Indeed, if you add [@tailcall]
annotations, the compiler issue a Warning 51: expected tailcall:
let map4 f =
let open Cont_syntax in
let rec mapk l = match l with
| [] -> return []
| hd::tl ->
let$ tl' = (mapk [@tailcall]) tl in
return @@ f hd :: tl'
in
fun l -> mapk l @@ fun x -> x
The main issue is that the calls to return
and let$
are not inlined, even if we add an always [@@inline]
annotation.
module Cont_syntax = struct
let ( let$ ) x f k = x (fun y -> f y k) [@@inline]
let return x k = k x [@@inline]
end
let map4 f =
let open Cont_syntax in
let rec mapk l = match l with
| [] -> (return [@inlined]) []
| hd::tl ->
let$ tl' = (mapk [@tailcall]) tl in
return @@ f hd :: tl'
in
fun l -> mapk l @@ fun x -> x
The compiler issues a clear Warning 55: Cannot inline: Partial application.

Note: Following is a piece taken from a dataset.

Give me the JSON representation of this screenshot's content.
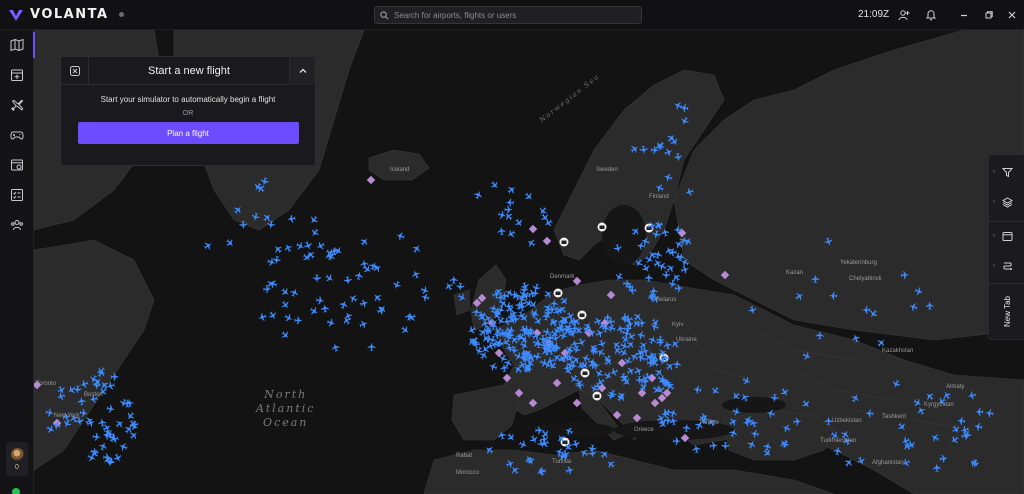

In conclusion, the cute syntax does not help :-(.
Efficient compilation of code in continuation-passing style relies on two properties:
(Source: Cong et al., Compiling with continuations, or without? whatever.)
For 1) you are relying on inlining to avoid allocating closures. However if you wanted you could still let continuations escape. Abstracted with a monadic interface, this use of CPS is inefficient but allows you to express classical control operators.
For 2) you are relying on tail calls, however if you wanted you could still modify the return value of the continuation. Abstracted with a monadic interface, this use of CPS is inefficient but would let you express delimited continuations.
For 1), a more reliable and compositional constraint is given by types of second-class (i.e. non-escaping) values, or more generally types with region, to ensure that continuations do not need to be allocated on the heap. Many higher-order functions in OCaml, including monadic binds, could benefit if OCaml understood this notion. As a naive approach, this could take the form of a generalisation of the @local attribute to arguments of functions.
For 2), a more reliable and compositional constraint is given by a primitive no-return type (or equivalently a primitive type of negation for the continuation). This could take the form of OCaml knowing to compile applications that return the empty type (type empty = |
) as a jump.
Which reminds us of the equation:
programming = structure + efficiency
which I always find of great help when trying to assess papers in programming languages, especially those claiming to find programming truth in abstract mathematical structures.